# Cardio after leg workout?



## Brak86 (Mar 3, 2004)

Is it ok to do cardio even if you are sore from the previous day's leg workout?


----------



## Vieope (Mar 3, 2004)

_ IMO if you must do cardio do it in the day that you don´t workout. Not just legs, anything. _


----------



## squanto (Mar 3, 2004)

go swimming! not enough people swim, its great cardio and it wont bust your legs up if youre going after a leg day.


----------



## Deeznuts (Mar 3, 2004)

> _*Originally posted by Brak86 *_
> Is it ok to do cardio even if you are sore from the previous day's leg workout?




Actually as long as it's after a leg workout there should be nothing wrong with it. I for one enjoy cardio after a leg workout. After my legs are all pumped from a hardcore workout i'll hit the air bike for about 30 min. When I get off i'm covered in sweat and I get an AWESOME pump in my legs - to where I can barely walk. This is personal preference, but I like feeling like that.  Don't put in cardio before your leg workout as it may hinder the actual effects and quality of the workout itself.


----------



## Vieope (Mar 3, 2004)

_ Usually I can´t walk after my leg workout.  
Anyway, I agree with swimming. _


----------



## Brak86 (Mar 3, 2004)

So is it better to run right after ure leg workout (on the same day) or is it better to run the day after ure leg workout (on my off day)?


----------



## Deeznuts (Mar 3, 2004)

It's all personal prefrence. Try both and decide which you like best. Cardio, like supplements, changes from person to person. Tell us what you decide!


----------



## zakk (Mar 3, 2004)

I like to do 5-10 minutes of hard biking.  I find it helps lower my soreness by moving the blood in the ol' tree trunks.


----------



## BabyArnold (Mar 3, 2004)

I like hitting the stair stepper for as long as I can stand it right after my leg workout, and then crawl to the locker room.


----------



## KiDNotorious (Mar 3, 2004)

I cant stress this enough, GET A GOOD STRETCH IN!!! Thats the best advice i can give you.


----------



## Jezziah (Mar 3, 2004)

Stretching is key


----------



## PeterGunz (Mar 3, 2004)

I never run on leg days, but I do run twice a week on days that I workout other muscles.  I was always under the impression that it is better for you to take a day totally off and not run on the off day.  i lift 5 days a week and take 2 days off within the week (not in a row).


----------



## BabyArnold (Mar 3, 2004)

> _*Originally posted by PeterGunz *_
> I never run on leg days, but I do run twice a week on days that I workout other muscles.  I was always under the impression that it is better for you to take a day totally off and not run on the off day.  i lift 5 days a week and take 2 days off within the week (not in a row).

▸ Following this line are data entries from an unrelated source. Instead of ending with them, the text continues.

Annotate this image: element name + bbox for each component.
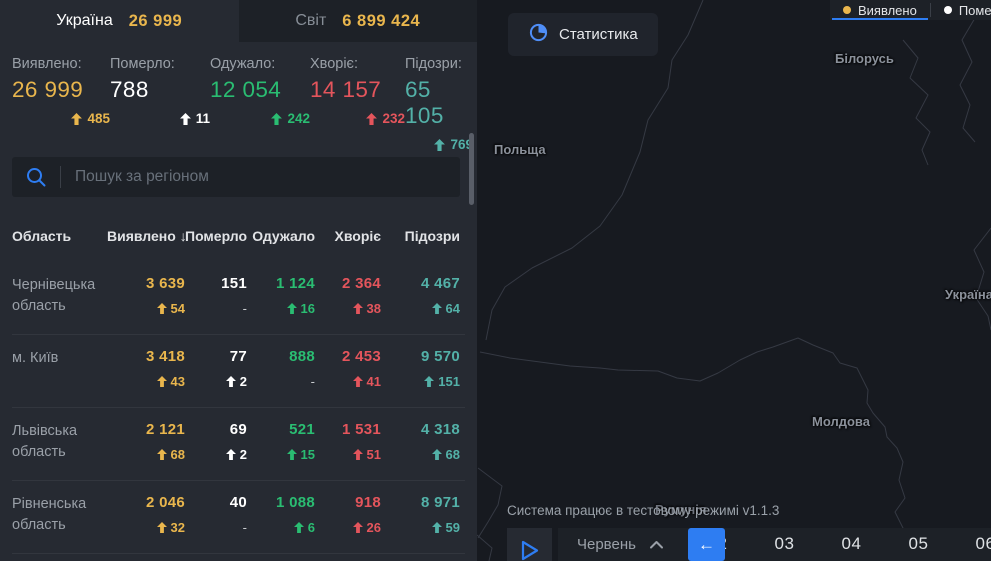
map-tab-deaths[interactable]: Померло xyxy=(931,0,991,20)
stat-recovered-delta: 242 xyxy=(210,111,310,126)
region-name: Рівненська область xyxy=(12,496,87,534)
col-sick[interactable]: Хворіє xyxy=(334,228,381,244)
map-tab-deaths-label: Померло xyxy=(958,2,991,18)
system-test-note: Система працює в тестовому режимі v1.1.3 xyxy=(507,503,780,518)
tab-ukraine-label: Україна xyxy=(56,12,113,29)
map-label-poland: Польща xyxy=(494,142,546,157)
arrow-up-icon xyxy=(434,139,445,151)
col-region[interactable]: Область xyxy=(12,228,72,244)
timeline-day[interactable]: 04 xyxy=(841,534,862,553)
map-label-moldova: Молдова xyxy=(812,414,870,429)
left-arrow-icon: ← xyxy=(698,534,715,554)
col-recovered[interactable]: Одужало xyxy=(252,228,315,244)
map-label-belarus: Білорусь xyxy=(835,51,894,66)
map-panel: Білорусь Польща Україна Молдова Румунія … xyxy=(477,0,991,561)
map-border-lines xyxy=(477,0,991,561)
col-deaths[interactable]: Померло xyxy=(185,228,248,244)
stat-confirmed: Виявлено: 26 999 485 xyxy=(12,56,110,152)
panel-scrollbar[interactable] xyxy=(469,133,474,205)
stat-deaths-label: Померло: xyxy=(110,56,175,72)
stat-deaths: Померло: 788 11 xyxy=(110,56,210,152)
timeline-day[interactable]: 03 xyxy=(774,534,795,553)
stat-deaths-value: 788 xyxy=(110,77,149,102)
stat-sick-label: Хворіє: xyxy=(310,56,358,72)
stat-sick-delta: 232 xyxy=(310,111,405,126)
stat-recovered: Одужало: 12 054 242 xyxy=(210,56,310,152)
timeline-day[interactable]: 06 xyxy=(975,534,991,553)
stat-confirmed-value: 26 999 xyxy=(12,77,84,102)
stat-recovered-label: Одужало: xyxy=(210,56,276,72)
table-row[interactable]: м. Київ 3 418 43 77 2 888- 2 453 41 9 570 15… xyxy=(12,335,465,408)
white-dot-icon xyxy=(943,6,952,14)
table-row[interactable]: Рівненська область 2 046 32 40- 1 088 6 91… xyxy=(12,481,465,554)
tab-ukraine-value: 26 999 xyxy=(128,11,183,30)
play-icon xyxy=(521,540,538,561)
stat-sick: Хворіє: 14 157 232 xyxy=(310,56,405,152)
timeline-day[interactable]: 05 xyxy=(908,534,929,553)
stat-suspicion-value: 65 105 xyxy=(405,77,444,128)
pie-chart-icon xyxy=(528,22,549,48)
map-label-ukraine: Україна xyxy=(945,287,991,302)
stat-suspicion-delta: 769 xyxy=(405,137,473,152)
chevron-up-icon xyxy=(649,541,663,549)
region-search xyxy=(12,157,460,197)
region-name: Львівська область xyxy=(12,423,78,461)
tab-world-label: Світ xyxy=(295,12,327,29)
statistics-button-label: Статистика xyxy=(559,26,638,43)
stat-deaths-delta: 11 xyxy=(110,111,210,126)
table-header: Область Виявлено ↓ Померло Одужало Хворі… xyxy=(12,228,465,244)
map-tab-confirmed[interactable]: Виявлено xyxy=(830,0,930,20)
tab-world-value: 6 899 424 xyxy=(342,11,421,30)
country-tabs: Україна 26 999 Світ 6 899 424 xyxy=(0,0,477,42)
region-table: Чернівецька область 3 639 54 151- 1 124 16… xyxy=(12,262,465,554)
stat-confirmed-delta: 485 xyxy=(12,111,110,126)
stat-recovered-value: 12 054 xyxy=(210,77,282,102)
col-confirmed[interactable]: Виявлено ↓ xyxy=(107,228,187,244)
table-row[interactable]: Чернівецька область 3 639 54 151- 1 124 16… xyxy=(12,262,465,335)
map-label-romania: Румунія xyxy=(655,502,707,517)
search-divider xyxy=(60,166,61,188)
arrow-up-icon xyxy=(366,113,377,125)
timeline-scroll-left-button[interactable]: ← xyxy=(688,528,725,561)
search-input[interactable] xyxy=(61,168,460,186)
left-panel: Україна 26 999 Світ 6 899 424 Виявлено: … xyxy=(0,0,477,561)
map-layer-tabs: Виявлено Померло xyxy=(830,0,991,20)
table-row[interactable]: Львівська область 2 121 68 69 2 521 15 1 53… xyxy=(12,408,465,481)
map-tab-confirmed-label: Виявлено xyxy=(858,2,917,18)
timeline-play-button[interactable] xyxy=(507,528,552,561)
arrow-up-icon xyxy=(271,113,282,125)
stat-suspicion: Підозри: 65 105 769 xyxy=(405,56,473,152)
search-icon xyxy=(12,166,60,188)
arrow-up-icon xyxy=(71,113,82,125)
yellow-dot-icon xyxy=(843,6,851,14)
month-selector[interactable]: Червень xyxy=(577,528,664,561)
region-name: м. Київ xyxy=(12,350,59,366)
summary-stats: Виявлено: 26 999 485 Померло: 788 11 Оду… xyxy=(12,56,473,152)
tab-world[interactable]: Світ 6 899 424 xyxy=(238,0,477,42)
region-name: Чернівецька область xyxy=(12,277,96,315)
tab-divider xyxy=(929,3,931,17)
timeline: Червень 02 03 04 05 06 ← xyxy=(558,528,991,561)
arrow-up-icon xyxy=(180,113,191,125)
statistics-button[interactable]: Статистика xyxy=(508,13,658,56)
sort-desc-icon: ↓ xyxy=(179,228,187,244)
col-suspicion[interactable]: Підозри xyxy=(404,228,460,244)
stat-sick-value: 14 157 xyxy=(310,77,382,102)
stat-suspicion-label: Підозри: xyxy=(405,56,462,72)
timeline-days: 02 03 04 05 06 xyxy=(684,528,991,561)
stat-confirmed-label: Виявлено: xyxy=(12,56,82,72)
month-label: Червень xyxy=(577,536,636,553)
tab-ukraine[interactable]: Україна 26 999 xyxy=(0,0,239,42)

This is how I think about it. If you run on leg day it keeps your body focused on repairing your legs and all of your lactic acid build up is in your legs. Now if you train arms and then run, the lactic acid and blood will naturally go to the larger muscles(legs) and then I feel like it takes away from your total growth in your arms. This is the reason that Pitchers (baseball) ride bikes or run after a game because they want all of the lactic acid to run out of their arm and into their legs so that they won't be as sore and their arm will not feel as though it has been worked that hard.


----------



## CowPimp (Mar 4, 2004)

Someimtes I run the day after a leg workout.  It just depends on how my schedule works out that week.  If possible, I will try not to run the day after a leg workout, but it has never slowed down my gains or hindered my cardio.


----------



## Tha Don (Mar 4, 2004)

i got told by a PT to do my cardio right after legs, rather than on the next day

apparently running will help workout the leg muscles anyway, and act as an additional exercise to hit them

and also my legs r so sore the day after, i wouldn't be able to run properly with really sore legs, i'd be falling about

peace


----------